2.10 Capital spending in any year is subject to separate spending limits agreed with the Treasury. Departmental Expenditure Limits incorporate capital grants from departments to devolved bodies and additions to departments' own fixed assets. Capital grants are included in our analysis of programme spending (Figures 7 and 8). Figure 9 shows the change in capital additions in the 17 main departments. The number of capital projects managed by departments, and their average cost, is highly variable from year to year.
However, using the same price and growth assumption we used to evaluate programme and administrative cost reductions suggests that capital spending has reduced by £1.6 billion (10 per cent) in real terms.
2.11 Departmental reductions in capital spending in 2010-11 reflect:
● cancellation, or curtailment and delay of some major programmes with heavy IT requirements such as identity cards;
● the moratoria on IT spending and controls on major projects which require Cabinet Office approval for large new spending; and
● the negotiations with major cross-government suppliers (Figure 4).

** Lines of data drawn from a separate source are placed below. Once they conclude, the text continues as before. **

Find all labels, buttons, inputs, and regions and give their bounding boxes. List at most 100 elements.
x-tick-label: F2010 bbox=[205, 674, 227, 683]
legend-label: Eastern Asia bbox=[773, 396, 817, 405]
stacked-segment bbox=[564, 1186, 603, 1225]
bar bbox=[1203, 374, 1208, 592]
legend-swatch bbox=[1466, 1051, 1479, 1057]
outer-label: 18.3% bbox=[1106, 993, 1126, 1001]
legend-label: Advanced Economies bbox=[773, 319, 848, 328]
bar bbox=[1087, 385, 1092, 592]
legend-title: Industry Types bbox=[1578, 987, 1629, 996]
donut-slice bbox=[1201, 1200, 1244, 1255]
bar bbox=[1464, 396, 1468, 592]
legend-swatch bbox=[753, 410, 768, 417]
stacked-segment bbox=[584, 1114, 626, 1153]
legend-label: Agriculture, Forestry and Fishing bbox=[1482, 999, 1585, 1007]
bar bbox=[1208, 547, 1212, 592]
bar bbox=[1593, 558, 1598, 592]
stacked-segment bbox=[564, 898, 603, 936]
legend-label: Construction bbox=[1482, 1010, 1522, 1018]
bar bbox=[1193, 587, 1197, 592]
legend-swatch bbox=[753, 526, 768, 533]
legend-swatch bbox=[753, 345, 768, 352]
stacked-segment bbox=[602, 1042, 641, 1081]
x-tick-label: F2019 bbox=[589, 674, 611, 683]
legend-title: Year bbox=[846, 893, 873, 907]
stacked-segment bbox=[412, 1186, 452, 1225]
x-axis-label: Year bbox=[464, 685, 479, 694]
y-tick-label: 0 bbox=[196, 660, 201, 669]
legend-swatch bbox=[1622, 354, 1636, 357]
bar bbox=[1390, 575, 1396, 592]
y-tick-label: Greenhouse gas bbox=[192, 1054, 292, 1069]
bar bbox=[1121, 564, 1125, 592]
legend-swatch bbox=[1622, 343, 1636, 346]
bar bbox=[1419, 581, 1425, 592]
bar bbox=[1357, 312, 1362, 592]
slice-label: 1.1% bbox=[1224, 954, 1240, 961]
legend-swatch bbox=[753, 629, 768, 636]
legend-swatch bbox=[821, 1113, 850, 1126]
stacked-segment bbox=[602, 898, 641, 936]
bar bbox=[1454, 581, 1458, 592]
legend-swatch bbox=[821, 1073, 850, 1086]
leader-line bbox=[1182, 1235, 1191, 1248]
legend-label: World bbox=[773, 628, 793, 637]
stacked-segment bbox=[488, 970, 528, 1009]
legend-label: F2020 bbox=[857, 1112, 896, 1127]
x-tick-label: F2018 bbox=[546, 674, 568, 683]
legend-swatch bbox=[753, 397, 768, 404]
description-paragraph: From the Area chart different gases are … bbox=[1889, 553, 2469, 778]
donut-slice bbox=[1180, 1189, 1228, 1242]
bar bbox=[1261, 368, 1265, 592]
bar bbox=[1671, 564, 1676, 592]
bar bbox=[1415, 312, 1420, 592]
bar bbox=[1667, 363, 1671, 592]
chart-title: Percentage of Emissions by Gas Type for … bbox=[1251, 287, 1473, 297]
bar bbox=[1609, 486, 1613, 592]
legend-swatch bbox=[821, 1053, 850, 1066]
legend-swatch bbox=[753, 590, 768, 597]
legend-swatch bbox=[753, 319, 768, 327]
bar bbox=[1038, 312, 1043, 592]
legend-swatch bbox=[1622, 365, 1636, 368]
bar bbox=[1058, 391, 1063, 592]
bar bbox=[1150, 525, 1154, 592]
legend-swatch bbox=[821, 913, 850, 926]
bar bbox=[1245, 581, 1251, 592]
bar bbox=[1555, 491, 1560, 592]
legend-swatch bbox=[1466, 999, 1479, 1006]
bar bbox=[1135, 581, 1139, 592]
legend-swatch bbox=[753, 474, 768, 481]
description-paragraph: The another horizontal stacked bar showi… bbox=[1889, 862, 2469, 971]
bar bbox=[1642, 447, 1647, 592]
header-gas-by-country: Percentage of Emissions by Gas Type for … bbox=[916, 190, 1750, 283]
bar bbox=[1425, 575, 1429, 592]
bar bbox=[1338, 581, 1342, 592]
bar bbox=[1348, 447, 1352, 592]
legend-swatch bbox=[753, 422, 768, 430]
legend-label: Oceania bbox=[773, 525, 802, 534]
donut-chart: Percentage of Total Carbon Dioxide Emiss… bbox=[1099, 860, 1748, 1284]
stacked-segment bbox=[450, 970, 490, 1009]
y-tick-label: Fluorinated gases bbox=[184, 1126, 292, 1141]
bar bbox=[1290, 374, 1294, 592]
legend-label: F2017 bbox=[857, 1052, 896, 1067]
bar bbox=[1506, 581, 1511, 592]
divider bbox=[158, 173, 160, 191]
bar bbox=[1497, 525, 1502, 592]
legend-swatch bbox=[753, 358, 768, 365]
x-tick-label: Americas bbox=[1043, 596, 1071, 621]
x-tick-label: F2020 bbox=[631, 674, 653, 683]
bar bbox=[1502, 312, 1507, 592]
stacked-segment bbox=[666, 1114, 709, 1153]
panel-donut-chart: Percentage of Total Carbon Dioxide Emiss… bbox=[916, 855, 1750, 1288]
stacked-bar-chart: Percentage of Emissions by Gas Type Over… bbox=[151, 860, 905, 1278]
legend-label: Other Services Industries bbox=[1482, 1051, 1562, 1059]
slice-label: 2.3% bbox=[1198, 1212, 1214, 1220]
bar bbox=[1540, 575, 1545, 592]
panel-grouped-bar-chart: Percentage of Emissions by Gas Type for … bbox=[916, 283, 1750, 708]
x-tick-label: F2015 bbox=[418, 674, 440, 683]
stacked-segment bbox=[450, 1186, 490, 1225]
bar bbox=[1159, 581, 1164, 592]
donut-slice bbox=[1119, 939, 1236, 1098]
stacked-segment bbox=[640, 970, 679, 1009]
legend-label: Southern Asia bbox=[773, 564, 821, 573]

2.12 However, 2009‑10, which we have used as our baseline, includes capital spending brought forward to offset the impact of the credit crisis which was expected to reverse in 2010-11 and beyond. This has contributed to the Department for Transport reducing its capital spending on major transport projects by £357 million (18 per cent) in real terms.
| Figure 9 Real‑terms reductions in capital spending by central government departments 2009‑10 to 2010‑11 | ||
| Area IT | Reduction since 2009-10 (£m) (%) 537 35 | |
| Land and buildings | 392 | 18 |
| Transport projects | 357 | 18 |
| Military equipment | ‑184 | ‑3 |
| Other capital spending | 544 | 12 |
| Total reduction | 1,646 | 10 |
| Source: National Audit Office analysis of departmental capital spending | ||
Post publication this page was found to contain an error which has been corrected (Please find Published Correction Slip)
2.13 Changes in spending on land and buildings may be sustainable where they reflect reductions in government's use of property. The fall of 35 per cent in IT spend is partly the result of decisions to permanently halt or reduce spending on specific projects. However, it is unlikely that IT capital spending will remain at this lower level in total if investment in IT is necessary to allow departments to deliver more efficient services while reducing staff and to support business changes such as delivering services online.